Protective Eyewear for the Eyes
Protecting one’s eyes is an absolute must, considering how sensitive and vulnerable they are against the many hazards that a worker can encounter on a daily basis. Everything including small airborne particles, laser radiation, chemical substances, flying pieces of metal and concrete, and even the very tools and equipment used in the workplace can all damage the eyes.
It’s a good thing that there are eye protective equipment that can be used for just about all of these scenarios. These include general safety glasses, splash goggles, impact goggles, laser goggles, and full face shields.
It’s become common in many Asian cities for people to wear pollution masks when going out on the streets or in other public areas. After all, one can’t be too careful when it comes to protecting one’s own lungs. And if people are protecting themselves out on the streets, the more they should in workplace settings that present a hazard to the respiratory system.
NIOSH-rated respirators, depending on the type, can protect the wearer from a variety of hazards, including airborne pathogens, particulate matter, fumes, vapours, and gases.

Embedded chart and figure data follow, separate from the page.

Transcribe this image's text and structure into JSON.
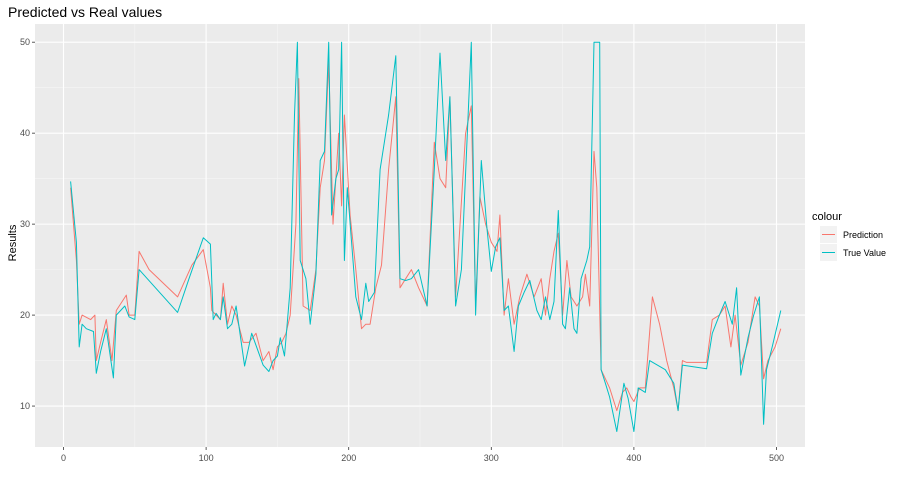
{
  "chart_data": {
    "type": "line",
    "title": "Predicted vs Real values",
    "xlabel": "",
    "ylabel": "Results",
    "xlim": [
      -20,
      520
    ],
    "ylim": [
      5.5,
      52
    ],
    "x_ticks": [
      0,
      100,
      200,
      300,
      400,
      500
    ],
    "y_ticks": [
      10,
      20,
      30,
      40,
      50
    ],
    "x_tick_labels": [
      "0",
      "100",
      "200",
      "300",
      "400",
      "500"
    ],
    "y_tick_labels": [
      "10",
      "20",
      "30",
      "40",
      "50"
    ],
    "grid": true,
    "legend": {
      "title": "colour",
      "placement": "right"
    },
    "series": [
      {
        "name": "Prediction",
        "color": "#F8766D",
        "points": [
          [
            5,
            34
          ],
          [
            9,
            26
          ],
          [
            11,
            19
          ],
          [
            13,
            20
          ],
          [
            19,
            19.5
          ],
          [
            22,
            20
          ],
          [
            23,
            15
          ],
          [
            26,
            17
          ],
          [
            30,
            19.5
          ],
          [
            34,
            15
          ],
          [
            37,
            20.5
          ],
          [
            44,
            22.2
          ],
          [
            46,
            20
          ],
          [
            50,
            20
          ],
          [
            53,
            27
          ],
          [
            60,
            25
          ],
          [
            80,
            22
          ],
          [
            90,
            25.5
          ],
          [
            98,
            27.2
          ],
          [
            103,
            23
          ],
          [
            104,
            20.5
          ],
          [
            107,
            20
          ],
          [
            110,
            19.5
          ],
          [
            112,
            23.5
          ],
          [
            115,
            19
          ],
          [
            118,
            21
          ],
          [
            121,
            20
          ],
          [
            126,
            17
          ],
          [
            130,
            17
          ],
          [
            135,
            18
          ],
          [
            140,
            15
          ],
          [
            144,
            16
          ],
          [
            147,
            14
          ],
          [
            150,
            16.5
          ],
          [
            153,
            17
          ],
          [
            156,
            18
          ],
          [
            159,
            20
          ],
          [
            163,
            30
          ],
          [
            165,
            46
          ],
          [
            168,
            21
          ],
          [
            173,
            20.5
          ],
          [
            177,
            25
          ],
          [
            180,
            34
          ],
          [
            183,
            37
          ],
          [
            186,
            48
          ],
          [
            189,
            30
          ],
          [
            193,
            40
          ],
          [
            195,
            32
          ],
          [
            197,
            42
          ],
          [
            201,
            31
          ],
          [
            205,
            25
          ],
          [
            209,
            18.5
          ],
          [
            212,
            19
          ],
          [
            215,
            19
          ],
          [
            219,
            23
          ],
          [
            223,
            25.5
          ],
          [
            228,
            36
          ],
          [
            233,
            44
          ],
          [
            236,
            23
          ],
          [
            240,
            24
          ],
          [
            244,
            25
          ],
          [
            249,
            23
          ],
          [
            252,
            22
          ],
          [
            255,
            21
          ],
          [
            260,
            39
          ],
          [
            264,
            35
          ],
          [
            268,
            34
          ],
          [
            271,
            44
          ],
          [
            275,
            22
          ],
          [
            282,
            40
          ],
          [
            286,
            43
          ],
          [
            289,
            21
          ],
          [
            292,
            33
          ],
          [
            296,
            30
          ],
          [
            300,
            28
          ],
          [
            304,
            27
          ],
          [
            306,
            31
          ],
          [
            309,
            20
          ],
          [
            312,
            24
          ],
          [
            316,
            19
          ],
          [
            320,
            22
          ],
          [
            325,
            24.5
          ],
          [
            330,
            22
          ],
          [
            335,
            24
          ],
          [
            338,
            20
          ],
          [
            341,
            24
          ],
          [
            344,
            27
          ],
          [
            347,
            29
          ],
          [
            350,
            20
          ],
          [
            353,
            26
          ],
          [
            356,
            22
          ],
          [
            360,
            21
          ],
          [
            364,
            22
          ],
          [
            366,
            24.5
          ],
          [
            369,
            21
          ],
          [
            372,
            38
          ],
          [
            374,
            34
          ],
          [
            377,
            14
          ],
          [
            380,
            13
          ],
          [
            383,
            12
          ],
          [
            388,
            9.5
          ],
          [
            392,
            11.5
          ],
          [
            395,
            12
          ],
          [
            398,
            11
          ],
          [
            400,
            10.5
          ],
          [
            404,
            12
          ],
          [
            408,
            12
          ],
          [
            413,
            22
          ],
          [
            418,
            19
          ],
          [
            423,
            15
          ],
          [
            428,
            12
          ],
          [
            431,
            9.5
          ],
          [
            434,
            15
          ],
          [
            437,
            14.8
          ],
          [
            442,
            14.8
          ],
          [
            446,
            14.8
          ],
          [
            451,
            14.8
          ],
          [
            455,
            19.5
          ],
          [
            460,
            20
          ],
          [
            464,
            21
          ],
          [
            468,
            16.5
          ],
          [
            471,
            20
          ],
          [
            475,
            14.5
          ],
          [
            480,
            17
          ],
          [
            485,
            22
          ],
          [
            488,
            21
          ],
          [
            491,
            13
          ],
          [
            494,
            15
          ],
          [
            499,
            16.5
          ],
          [
            503,
            18.5
          ]
        ]
      },
      {
        "name": "True Value",
        "color": "#00BFC4",
        "points": [
          [
            5,
            34.7
          ],
          [
            9,
            28
          ],
          [
            11,
            16.5
          ],
          [
            13,
            19
          ],
          [
            16,
            18.5
          ],
          [
            21,
            18.2
          ],
          [
            23,
            13.6
          ],
          [
            26,
            16
          ],
          [
            30,
            18.5
          ],
          [
            35,
            13.1
          ],
          [
            37,
            20
          ],
          [
            43,
            21
          ],
          [
            46,
            19.8
          ],
          [
            50,
            19.5
          ],
          [
            53,
            25
          ],
          [
            80,
            20.3
          ],
          [
            88,
            24
          ],
          [
            98,
            28.5
          ],
          [
            103,
            27.8
          ],
          [
            105,
            19.5
          ],
          [
            107,
            20.2
          ],
          [
            110,
            19.5
          ],
          [
            112,
            22
          ],
          [
            115,
            18.5
          ],
          [
            118,
            19
          ],
          [
            121,
            21
          ],
          [
            127,
            14.4
          ],
          [
            132,
            18
          ],
          [
            140,
            14.5
          ],
          [
            144,
            13.8
          ],
          [
            147,
            15
          ],
          [
            150,
            15.5
          ],
          [
            152,
            17.5
          ],
          [
            155,
            15.5
          ],
          [
            159,
            23
          ],
          [
            162,
            42
          ],
          [
            164,
            50
          ],
          [
            166,
            26
          ],
          [
            170,
            24
          ],
          [
            173,
            19
          ],
          [
            177,
            24.5
          ],
          [
            180,
            37
          ],
          [
            183,
            38
          ],
          [
            186,
            50
          ],
          [
            188,
            31
          ],
          [
            191,
            35
          ],
          [
            193,
            36
          ],
          [
            195,
            50
          ],
          [
            197,
            26
          ],
          [
            199,
            34
          ],
          [
            202,
            28
          ],
          [
            205,
            22
          ],
          [
            209,
            19.5
          ],
          [
            212,
            23.5
          ],
          [
            214,
            21.5
          ],
          [
            218,
            22.5
          ],
          [
            222,
            36
          ],
          [
            228,
            42
          ],
          [
            233,
            48.5
          ],
          [
            236,
            24
          ],
          [
            240,
            23.8
          ],
          [
            244,
            24
          ],
          [
            249,
            25
          ],
          [
            255,
            21
          ],
          [
            260,
            36
          ],
          [
            264,
            48.8
          ],
          [
            268,
            37
          ],
          [
            271,
            44
          ],
          [
            275,
            21
          ],
          [
            279,
            25
          ],
          [
            286,
            50
          ],
          [
            289,
            20
          ],
          [
            293,
            37
          ],
          [
            297,
            29.5
          ],
          [
            300,
            24.8
          ],
          [
            303,
            27.5
          ],
          [
            306,
            28.5
          ],
          [
            309,
            20.5
          ],
          [
            312,
            21
          ],
          [
            316,
            16
          ],
          [
            319,
            21
          ],
          [
            323,
            22.5
          ],
          [
            327,
            23.8
          ],
          [
            332,
            20.5
          ],
          [
            335,
            19.5
          ],
          [
            338,
            22
          ],
          [
            341,
            19.5
          ],
          [
            344,
            21.5
          ],
          [
            347,
            31.5
          ],
          [
            350,
            19
          ],
          [
            352,
            18.5
          ],
          [
            355,
            23
          ],
          [
            358,
            18.5
          ],
          [
            360,
            18
          ],
          [
            363,
            24
          ],
          [
            367,
            26
          ],
          [
            369,
            27.5
          ],
          [
            372,
            50
          ],
          [
            374,
            50
          ],
          [
            376,
            50
          ],
          [
            377,
            14
          ],
          [
            380,
            12.5
          ],
          [
            383,
            11
          ],
          [
            388,
            7.2
          ],
          [
            393,
            12.5
          ],
          [
            396,
            10.8
          ],
          [
            400,
            7.2
          ],
          [
            403,
            12
          ],
          [
            408,
            11.5
          ],
          [
            411,
            15
          ],
          [
            422,
            14
          ],
          [
            428,
            12.5
          ],
          [
            431,
            9.5
          ],
          [
            434,
            14.5
          ],
          [
            451,
            14.1
          ],
          [
            455,
            18
          ],
          [
            460,
            20
          ],
          [
            464,
            21.5
          ],
          [
            469,
            19
          ],
          [
            472,
            23
          ],
          [
            475,
            13.4
          ],
          [
            480,
            17.5
          ],
          [
            484,
            20
          ],
          [
            488,
            22
          ],
          [
            491,
            8
          ],
          [
            493,
            14
          ],
          [
            497,
            16.5
          ],
          [
            503,
            20.5
          ]
        ]
      }
    ]
  }
}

Hearing Protective Devices
Dangerous tangible objects and physical substances are not the only hazards to the human body. High levels of sound, for example, present a risk of injury to the auditory system—something that is of particular concern if you work in an environment that is consistently noisy.

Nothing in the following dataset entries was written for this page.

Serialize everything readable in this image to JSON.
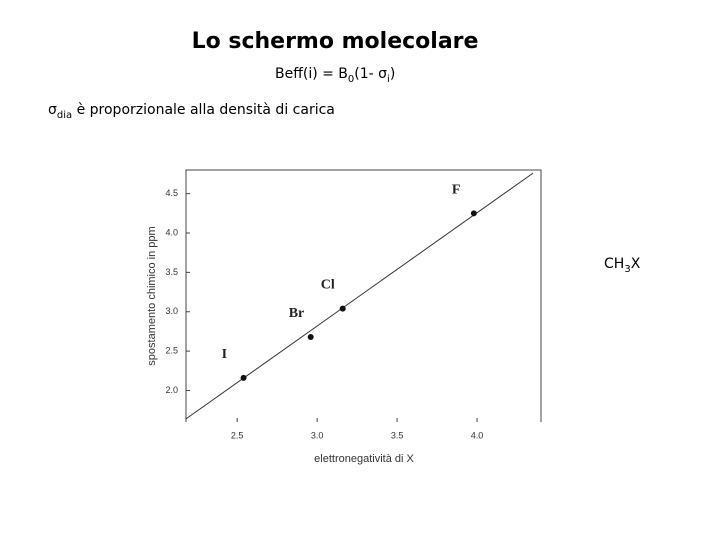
{
  "slide": {
    "title": "Lo schermo molecolare",
    "formula": [
      "Beff(i) = B",
      "0",
      "(1- ",
      "σ",
      "i",
      ")"
    ],
    "statement": [
      "σ",
      "dia",
      " è proporzionale alla densità di carica"
    ],
    "molecule": [
      "CH",
      "3",
      "X"
    ]
  },
  "chart_data": {
    "type": "scatter",
    "x_label": "elettronegatività di X",
    "y_label": "spostamento chimico in ppm",
    "labels": [
      "I",
      "Br",
      "Cl",
      "F"
    ],
    "x": [
      2.54,
      2.96,
      3.16,
      3.98
    ],
    "values": [
      2.16,
      2.68,
      3.04,
      4.25
    ],
    "color": "#111111",
    "fit_line": {
      "x": [
        2.18,
        4.35
      ],
      "values": [
        1.64,
        4.76
      ],
      "color": "#333333"
    },
    "xlim": [
      2.18,
      4.4
    ],
    "ylim": [
      1.6,
      4.8
    ],
    "xticks": [
      2.5,
      {
        "value": 3,
        "label": "3.0"
      },
      3.5,
      {
        "value": 4,
        "label": "4.0"
      }
    ],
    "yticks": [
      {
        "value": 2,
        "label": "2.0"
      },
      2.5,
      {
        "value": 3,
        "label": "3.0"
      },
      3.5,
      {
        "value": 4,
        "label": "4.0"
      },
      4.5
    ]
  }
}
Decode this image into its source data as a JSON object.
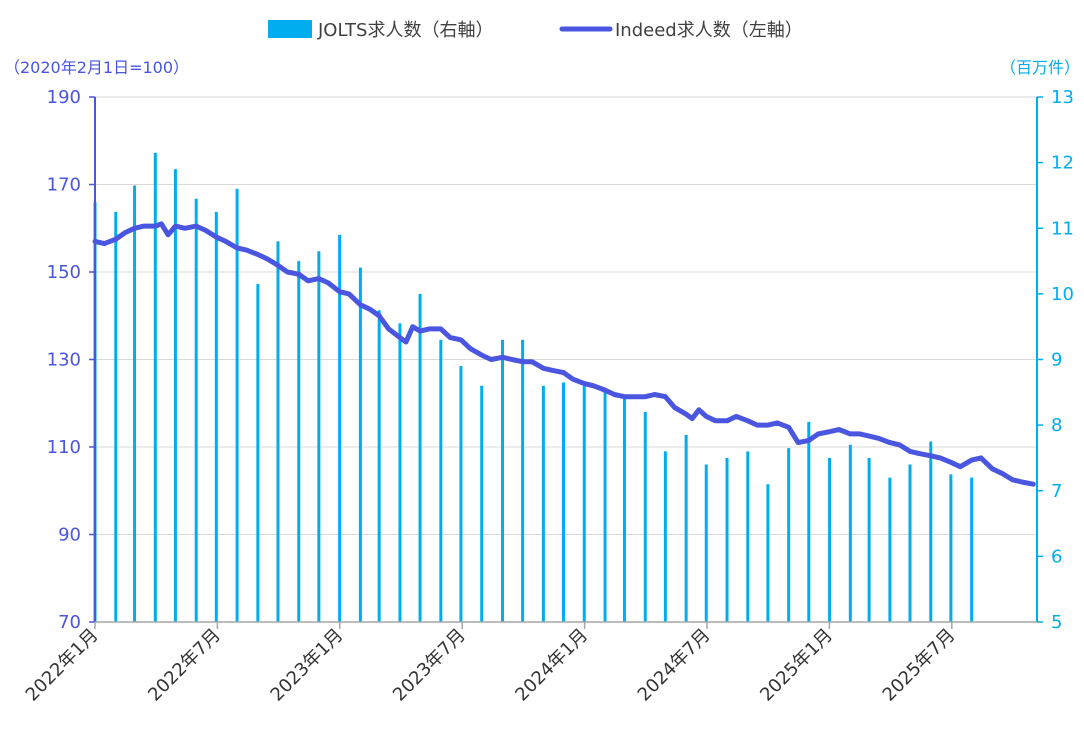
{
  "legend": {
    "bar_label": "JOLTS求人数（右軸）",
    "line_label": "Indeed求人数（左軸）"
  },
  "units": {
    "left": "（2020年2月1日=100）",
    "right": "（百万件）"
  },
  "colors": {
    "bar": "#00aeef",
    "line": "#4a55e0",
    "grid": "#d9d9d9"
  },
  "chart_data": {
    "type": "bar+line",
    "left_axis": {
      "min": 70,
      "max": 190,
      "ticks": [
        70,
        90,
        110,
        130,
        150,
        170,
        190
      ]
    },
    "right_axis": {
      "min": 5,
      "max": 13,
      "ticks": [
        5,
        6,
        7,
        8,
        9,
        10,
        11,
        12,
        13
      ]
    },
    "x_tick_labels": [
      "2022年1月",
      "2022年7月",
      "2023年1月",
      "2023年7月",
      "2024年1月",
      "2024年7月",
      "2025年1月",
      "2025年7月"
    ],
    "bar_series": {
      "name": "JOLTS求人数（右軸）",
      "axis": "right",
      "months": [
        "2022-01",
        "2022-02",
        "2022-03",
        "2022-04",
        "2022-05",
        "2022-06",
        "2022-07",
        "2022-08",
        "2022-09",
        "2022-10",
        "2022-11",
        "2022-12",
        "2023-01",
        "2023-02",
        "2023-03",
        "2023-04",
        "2023-05",
        "2023-06",
        "2023-07",
        "2023-08",
        "2023-09",
        "2023-10",
        "2023-11",
        "2023-12",
        "2024-01",
        "2024-02",
        "2024-03",
        "2024-04",
        "2024-05",
        "2024-06",
        "2024-07",
        "2024-08",
        "2024-09",
        "2024-10",
        "2024-11",
        "2024-12",
        "2025-01",
        "2025-02",
        "2025-03",
        "2025-04",
        "2025-05",
        "2025-06",
        "2025-07",
        "2025-08"
      ],
      "values": [
        11.4,
        11.25,
        11.65,
        12.15,
        11.9,
        11.45,
        11.25,
        11.6,
        10.15,
        10.8,
        10.5,
        10.65,
        10.9,
        10.4,
        9.75,
        9.55,
        10.0,
        9.3,
        8.9,
        8.6,
        9.3,
        9.3,
        8.6,
        8.65,
        8.6,
        8.5,
        8.45,
        8.2,
        7.6,
        7.85,
        7.4,
        7.5,
        7.6,
        7.1,
        7.65,
        8.05,
        7.5,
        7.7,
        7.5,
        7.2,
        7.4,
        7.75,
        7.25,
        7.2
      ]
    },
    "line_series": {
      "name": "Indeed求人数（左軸）",
      "axis": "left",
      "points": [
        [
          "2022-01-01",
          157
        ],
        [
          "2022-01-15",
          156.5
        ],
        [
          "2022-02-01",
          157.5
        ],
        [
          "2022-02-15",
          159
        ],
        [
          "2022-03-01",
          160
        ],
        [
          "2022-03-15",
          160.5
        ],
        [
          "2022-04-01",
          160.5
        ],
        [
          "2022-04-10",
          161
        ],
        [
          "2022-04-20",
          158.5
        ],
        [
          "2022-05-01",
          160.5
        ],
        [
          "2022-05-15",
          160
        ],
        [
          "2022-06-01",
          160.5
        ],
        [
          "2022-06-15",
          159.5
        ],
        [
          "2022-07-01",
          158
        ],
        [
          "2022-07-15",
          157
        ],
        [
          "2022-08-01",
          155.5
        ],
        [
          "2022-08-15",
          155
        ],
        [
          "2022-09-01",
          154
        ],
        [
          "2022-09-15",
          153
        ],
        [
          "2022-10-01",
          151.5
        ],
        [
          "2022-10-15",
          150
        ],
        [
          "2022-11-01",
          149.5
        ],
        [
          "2022-11-15",
          148
        ],
        [
          "2022-12-01",
          148.5
        ],
        [
          "2022-12-15",
          147.5
        ],
        [
          "2023-01-01",
          145.5
        ],
        [
          "2023-01-15",
          145
        ],
        [
          "2023-02-01",
          142.5
        ],
        [
          "2023-02-15",
          141.5
        ],
        [
          "2023-03-01",
          140
        ],
        [
          "2023-03-15",
          137
        ],
        [
          "2023-04-01",
          135
        ],
        [
          "2023-04-10",
          134
        ],
        [
          "2023-04-20",
          137.5
        ],
        [
          "2023-05-01",
          136.5
        ],
        [
          "2023-05-15",
          137
        ],
        [
          "2023-06-01",
          137
        ],
        [
          "2023-06-15",
          135
        ],
        [
          "2023-07-01",
          134.5
        ],
        [
          "2023-07-15",
          132.5
        ],
        [
          "2023-08-01",
          131
        ],
        [
          "2023-08-15",
          130
        ],
        [
          "2023-09-01",
          130.5
        ],
        [
          "2023-09-15",
          130
        ],
        [
          "2023-10-01",
          129.5
        ],
        [
          "2023-10-15",
          129.5
        ],
        [
          "2023-11-01",
          128
        ],
        [
          "2023-11-15",
          127.5
        ],
        [
          "2023-12-01",
          127
        ],
        [
          "2023-12-15",
          125.5
        ],
        [
          "2024-01-01",
          124.5
        ],
        [
          "2024-01-15",
          124
        ],
        [
          "2024-02-01",
          123
        ],
        [
          "2024-02-15",
          122
        ],
        [
          "2024-03-01",
          121.5
        ],
        [
          "2024-03-15",
          121.5
        ],
        [
          "2024-04-01",
          121.5
        ],
        [
          "2024-04-15",
          122
        ],
        [
          "2024-05-01",
          121.5
        ],
        [
          "2024-05-15",
          119
        ],
        [
          "2024-06-01",
          117.5
        ],
        [
          "2024-06-10",
          116.5
        ],
        [
          "2024-06-20",
          118.5
        ],
        [
          "2024-07-01",
          117
        ],
        [
          "2024-07-15",
          116
        ],
        [
          "2024-08-01",
          116
        ],
        [
          "2024-08-15",
          117
        ],
        [
          "2024-09-01",
          116
        ],
        [
          "2024-09-15",
          115
        ],
        [
          "2024-10-01",
          115
        ],
        [
          "2024-10-15",
          115.5
        ],
        [
          "2024-11-01",
          114.5
        ],
        [
          "2024-11-15",
          111
        ],
        [
          "2024-12-01",
          111.5
        ],
        [
          "2024-12-15",
          113
        ],
        [
          "2025-01-01",
          113.5
        ],
        [
          "2025-01-15",
          114
        ],
        [
          "2025-02-01",
          113
        ],
        [
          "2025-02-15",
          113
        ],
        [
          "2025-03-01",
          112.5
        ],
        [
          "2025-03-15",
          112
        ],
        [
          "2025-04-01",
          111
        ],
        [
          "2025-04-15",
          110.5
        ],
        [
          "2025-05-01",
          109
        ],
        [
          "2025-05-15",
          108.5
        ],
        [
          "2025-06-01",
          108
        ],
        [
          "2025-06-15",
          107.5
        ],
        [
          "2025-07-01",
          106.5
        ],
        [
          "2025-07-15",
          105.5
        ],
        [
          "2025-08-01",
          107
        ],
        [
          "2025-08-15",
          107.5
        ],
        [
          "2025-09-01",
          105
        ],
        [
          "2025-09-15",
          104
        ],
        [
          "2025-10-01",
          102.5
        ],
        [
          "2025-10-15",
          102
        ],
        [
          "2025-11-01",
          101.5
        ]
      ]
    },
    "grid": "horizontal",
    "legend_position": "top"
  }
}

In order to protect you hearing from long-tern damage, you need to make sure that you wear protective accessories like earplugs, earmuffs, canal caps, and electronic noise reduction devices, especially if the noise levels in your workplace exceeds 85 decibels.
Protective Shoes for the Feet
Feet and toe injury can have debilitating consequences to an affected individual. After all, a person needs their feet to be able to get from one place to another. Long-term or permanent injury to the foot can have a devastating effect on an individual’s productivity and mobility. As such, never neglect your feet when working in potentially dangerous environments.
Safety shoes and boots with steel toe reinforcements can prevent your feet from getting crushed in the event of a compression or falling debris accident. There are many other types of safety shoes, including, puncture resistant shoes, electricity-resistant shoes, chainsaw resistant shoes, heat- and cold-insulated shoes, shoes with antiskid soles, shoes with ice claws, and others
No matter the industry, if you’re working in an environment that presents a hazard to your health and wellbeing, you need to protect yourself with the right personal protective equipment. Make sure to check with your safety workwear supplier if they have the items you need. If they don’t, procure the necessary materials from other suppliers at the soonest possible time.